It is becoming all too common that after spending much time and money to develop the perfect product, one finds that the perfect name for the product is owned by someone else. Even as flexible as the English language is, there are only so many relatively short, pronounceable names for an ever increasing roster of products and services. This is even more true when looking for names that work well the major languages of the world. When it must sound good in Arabic, Chinese, English, French, German, Hindi, Italian, Japanese, Korean, Portuguese, Russian, and Spanish too, finding a good name is a real challenge. Yet the good names are constantly being registered as trademarks, putting them out of reach.

Many of the trademark reservations end up going unused or underused because the products that they are paired with simply don’t succeed. These unused or underused trademarks are often perfect for new products. However, one must first acquire the rights to the existing trademark, a task that can be almost as difficult as finding the perfect name.

The first step in acquiring a trademark is to find identify all of the owners in each jurisdiction where you plan to use the mark. National trademark registries list this information, but relying on the registries alone is never enough. For example, the entity listed as owning a mark may itself cease to legally exist, such as when the company organized to make and sell the product identified by the mark ends operations.
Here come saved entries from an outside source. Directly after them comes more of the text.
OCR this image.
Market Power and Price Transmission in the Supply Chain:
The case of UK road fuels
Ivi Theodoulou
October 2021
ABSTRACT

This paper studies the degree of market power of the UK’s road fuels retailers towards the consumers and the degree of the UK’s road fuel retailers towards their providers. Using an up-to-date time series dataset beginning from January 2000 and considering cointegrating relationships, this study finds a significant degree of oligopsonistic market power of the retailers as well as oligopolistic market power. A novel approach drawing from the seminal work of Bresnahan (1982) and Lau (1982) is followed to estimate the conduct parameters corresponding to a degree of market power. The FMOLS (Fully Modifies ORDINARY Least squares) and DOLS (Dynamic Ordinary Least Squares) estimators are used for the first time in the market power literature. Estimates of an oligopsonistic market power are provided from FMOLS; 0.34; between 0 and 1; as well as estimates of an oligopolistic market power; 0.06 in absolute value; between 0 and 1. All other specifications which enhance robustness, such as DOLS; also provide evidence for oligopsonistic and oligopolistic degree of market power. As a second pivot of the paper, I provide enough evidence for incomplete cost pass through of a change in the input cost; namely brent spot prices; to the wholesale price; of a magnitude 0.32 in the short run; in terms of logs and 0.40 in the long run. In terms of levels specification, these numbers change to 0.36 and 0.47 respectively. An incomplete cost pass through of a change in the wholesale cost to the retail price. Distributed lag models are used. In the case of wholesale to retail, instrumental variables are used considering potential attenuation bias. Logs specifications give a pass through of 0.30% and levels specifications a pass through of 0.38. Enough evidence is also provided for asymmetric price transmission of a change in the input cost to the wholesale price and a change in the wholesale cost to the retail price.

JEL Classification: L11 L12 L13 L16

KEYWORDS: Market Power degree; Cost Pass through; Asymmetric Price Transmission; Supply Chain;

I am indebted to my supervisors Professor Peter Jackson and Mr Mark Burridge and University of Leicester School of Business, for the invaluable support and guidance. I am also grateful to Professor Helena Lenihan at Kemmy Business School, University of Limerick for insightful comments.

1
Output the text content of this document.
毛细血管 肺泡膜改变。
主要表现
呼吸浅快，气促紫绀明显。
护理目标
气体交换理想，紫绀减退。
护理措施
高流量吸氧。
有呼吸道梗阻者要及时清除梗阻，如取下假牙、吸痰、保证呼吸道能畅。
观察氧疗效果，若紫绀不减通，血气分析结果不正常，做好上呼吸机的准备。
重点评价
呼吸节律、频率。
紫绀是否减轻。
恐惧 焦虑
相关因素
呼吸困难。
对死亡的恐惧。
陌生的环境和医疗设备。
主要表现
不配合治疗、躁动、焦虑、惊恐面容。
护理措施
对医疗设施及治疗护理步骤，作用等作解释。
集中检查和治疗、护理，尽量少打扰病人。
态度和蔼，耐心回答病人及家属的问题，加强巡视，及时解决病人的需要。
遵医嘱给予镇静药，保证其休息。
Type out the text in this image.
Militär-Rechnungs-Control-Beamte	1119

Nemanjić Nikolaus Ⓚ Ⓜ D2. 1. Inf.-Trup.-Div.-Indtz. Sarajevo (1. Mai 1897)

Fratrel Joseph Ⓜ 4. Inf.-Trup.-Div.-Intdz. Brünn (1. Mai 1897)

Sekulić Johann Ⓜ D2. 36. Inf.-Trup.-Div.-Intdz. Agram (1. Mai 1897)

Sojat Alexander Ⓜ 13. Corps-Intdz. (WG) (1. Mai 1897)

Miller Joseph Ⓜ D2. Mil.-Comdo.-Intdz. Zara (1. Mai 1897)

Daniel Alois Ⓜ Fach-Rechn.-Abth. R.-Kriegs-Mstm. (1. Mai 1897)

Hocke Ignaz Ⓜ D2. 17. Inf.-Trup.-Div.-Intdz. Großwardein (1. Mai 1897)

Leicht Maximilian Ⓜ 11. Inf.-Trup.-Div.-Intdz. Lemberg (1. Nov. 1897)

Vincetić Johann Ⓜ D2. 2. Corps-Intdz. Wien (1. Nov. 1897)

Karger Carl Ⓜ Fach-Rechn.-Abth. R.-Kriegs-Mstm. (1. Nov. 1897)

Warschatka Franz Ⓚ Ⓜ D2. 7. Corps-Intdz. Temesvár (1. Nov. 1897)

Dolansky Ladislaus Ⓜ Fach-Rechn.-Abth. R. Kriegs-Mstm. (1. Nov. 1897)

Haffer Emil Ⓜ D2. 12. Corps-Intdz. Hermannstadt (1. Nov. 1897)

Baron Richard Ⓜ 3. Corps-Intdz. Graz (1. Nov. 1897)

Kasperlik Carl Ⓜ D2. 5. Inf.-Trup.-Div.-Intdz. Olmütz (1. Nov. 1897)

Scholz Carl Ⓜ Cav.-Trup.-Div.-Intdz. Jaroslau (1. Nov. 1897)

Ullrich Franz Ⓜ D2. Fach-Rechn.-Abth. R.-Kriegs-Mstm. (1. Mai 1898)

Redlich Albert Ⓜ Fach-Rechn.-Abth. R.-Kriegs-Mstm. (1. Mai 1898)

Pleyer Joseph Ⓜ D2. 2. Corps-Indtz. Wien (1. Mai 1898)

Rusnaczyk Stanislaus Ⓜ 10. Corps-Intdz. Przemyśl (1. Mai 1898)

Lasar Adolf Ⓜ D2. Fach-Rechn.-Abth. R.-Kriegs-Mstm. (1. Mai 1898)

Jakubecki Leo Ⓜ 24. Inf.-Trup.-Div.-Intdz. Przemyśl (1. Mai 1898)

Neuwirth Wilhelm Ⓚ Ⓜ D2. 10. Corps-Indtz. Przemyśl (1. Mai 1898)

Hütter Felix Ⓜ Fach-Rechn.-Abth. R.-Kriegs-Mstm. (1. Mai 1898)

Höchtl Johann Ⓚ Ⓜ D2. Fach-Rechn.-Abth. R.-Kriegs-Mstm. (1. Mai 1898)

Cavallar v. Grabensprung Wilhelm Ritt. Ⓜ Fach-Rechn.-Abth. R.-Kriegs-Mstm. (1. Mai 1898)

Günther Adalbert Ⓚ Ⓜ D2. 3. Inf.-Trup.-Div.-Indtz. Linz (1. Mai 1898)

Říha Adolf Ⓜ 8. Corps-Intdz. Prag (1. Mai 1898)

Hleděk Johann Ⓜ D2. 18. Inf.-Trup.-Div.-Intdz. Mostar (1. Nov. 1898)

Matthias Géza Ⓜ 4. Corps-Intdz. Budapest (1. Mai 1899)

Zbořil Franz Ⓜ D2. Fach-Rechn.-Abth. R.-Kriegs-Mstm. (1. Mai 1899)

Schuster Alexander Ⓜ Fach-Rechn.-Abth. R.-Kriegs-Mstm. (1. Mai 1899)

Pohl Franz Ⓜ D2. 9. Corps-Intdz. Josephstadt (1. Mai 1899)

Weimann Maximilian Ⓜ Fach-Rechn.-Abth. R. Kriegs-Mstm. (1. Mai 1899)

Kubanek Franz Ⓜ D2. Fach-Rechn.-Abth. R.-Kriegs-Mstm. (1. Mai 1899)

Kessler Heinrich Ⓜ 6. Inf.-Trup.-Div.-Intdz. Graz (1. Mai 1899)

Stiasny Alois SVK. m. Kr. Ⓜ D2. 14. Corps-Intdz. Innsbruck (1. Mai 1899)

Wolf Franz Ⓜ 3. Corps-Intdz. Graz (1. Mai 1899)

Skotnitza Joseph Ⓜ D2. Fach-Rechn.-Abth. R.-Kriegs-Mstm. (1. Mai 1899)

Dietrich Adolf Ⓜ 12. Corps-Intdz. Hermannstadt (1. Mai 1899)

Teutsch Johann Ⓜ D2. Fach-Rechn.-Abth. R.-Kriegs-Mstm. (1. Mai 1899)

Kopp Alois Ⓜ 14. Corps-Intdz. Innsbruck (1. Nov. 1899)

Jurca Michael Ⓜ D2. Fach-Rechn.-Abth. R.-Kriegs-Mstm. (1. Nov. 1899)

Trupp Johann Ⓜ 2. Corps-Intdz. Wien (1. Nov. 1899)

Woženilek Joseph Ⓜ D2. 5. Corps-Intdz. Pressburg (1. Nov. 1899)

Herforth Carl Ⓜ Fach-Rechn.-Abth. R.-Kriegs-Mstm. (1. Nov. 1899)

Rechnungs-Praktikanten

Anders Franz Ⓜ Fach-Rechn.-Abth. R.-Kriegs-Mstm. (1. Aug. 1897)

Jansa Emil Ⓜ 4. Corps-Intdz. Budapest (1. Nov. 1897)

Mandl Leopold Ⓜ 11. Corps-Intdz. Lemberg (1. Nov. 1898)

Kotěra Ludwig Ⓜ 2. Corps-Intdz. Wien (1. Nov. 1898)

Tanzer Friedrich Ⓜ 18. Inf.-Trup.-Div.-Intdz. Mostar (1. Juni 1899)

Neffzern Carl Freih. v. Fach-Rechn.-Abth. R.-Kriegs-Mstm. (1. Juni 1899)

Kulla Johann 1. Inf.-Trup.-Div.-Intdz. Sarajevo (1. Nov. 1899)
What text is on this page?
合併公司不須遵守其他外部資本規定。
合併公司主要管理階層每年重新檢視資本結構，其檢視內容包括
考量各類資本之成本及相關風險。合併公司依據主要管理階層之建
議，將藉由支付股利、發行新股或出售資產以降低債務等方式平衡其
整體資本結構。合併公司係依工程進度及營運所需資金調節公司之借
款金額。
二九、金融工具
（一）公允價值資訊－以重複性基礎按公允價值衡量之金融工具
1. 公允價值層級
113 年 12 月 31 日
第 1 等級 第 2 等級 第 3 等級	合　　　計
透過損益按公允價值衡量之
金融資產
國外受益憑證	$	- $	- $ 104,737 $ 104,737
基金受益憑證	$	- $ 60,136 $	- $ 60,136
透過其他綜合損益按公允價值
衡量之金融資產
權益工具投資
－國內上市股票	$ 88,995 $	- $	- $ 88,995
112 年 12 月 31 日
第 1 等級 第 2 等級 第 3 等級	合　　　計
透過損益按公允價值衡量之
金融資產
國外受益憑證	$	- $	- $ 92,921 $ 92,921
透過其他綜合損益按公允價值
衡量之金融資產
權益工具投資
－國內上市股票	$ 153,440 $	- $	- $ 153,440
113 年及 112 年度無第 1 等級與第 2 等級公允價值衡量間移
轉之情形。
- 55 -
In many jurisdictions, the defunct company may no longer have the ability to transfer the mark.

After identifying all the owners and verifying that they do in fact have rights to the mark, it is important to verify that the owners have the right to transfer all the needed rights. A large US company recently had this problem in China when it bought the rights to a name for a multibillion dollar product from a Taiwanese parent company without securing ownership from the Chinese subsidiary of the parent that held the Chinese registration. The subsidiary later sued the US company and won a large award by asserting that there was never a legal transfer.

One must also verify that there are no third-party rights to the mark. In the United States, a first user of a trademark can be vested with common law rights to a mark, even if it never registers the mark. Preregistration use by local businesses is also recognized and protected in other countries too. These rights are not transferred in the purchase and may need to be acquired separately. Rights to a trademark can also be licensed to third parties by the original owner. All of these rights must be identified and managed. Otherwise one may be surprised with a law suit.

Purchasing trademark rights will be more common, and important, as business becomes more international, and competitive. One can purchase the trademark rights for a perfect name without repercussions through proper research and due diligence.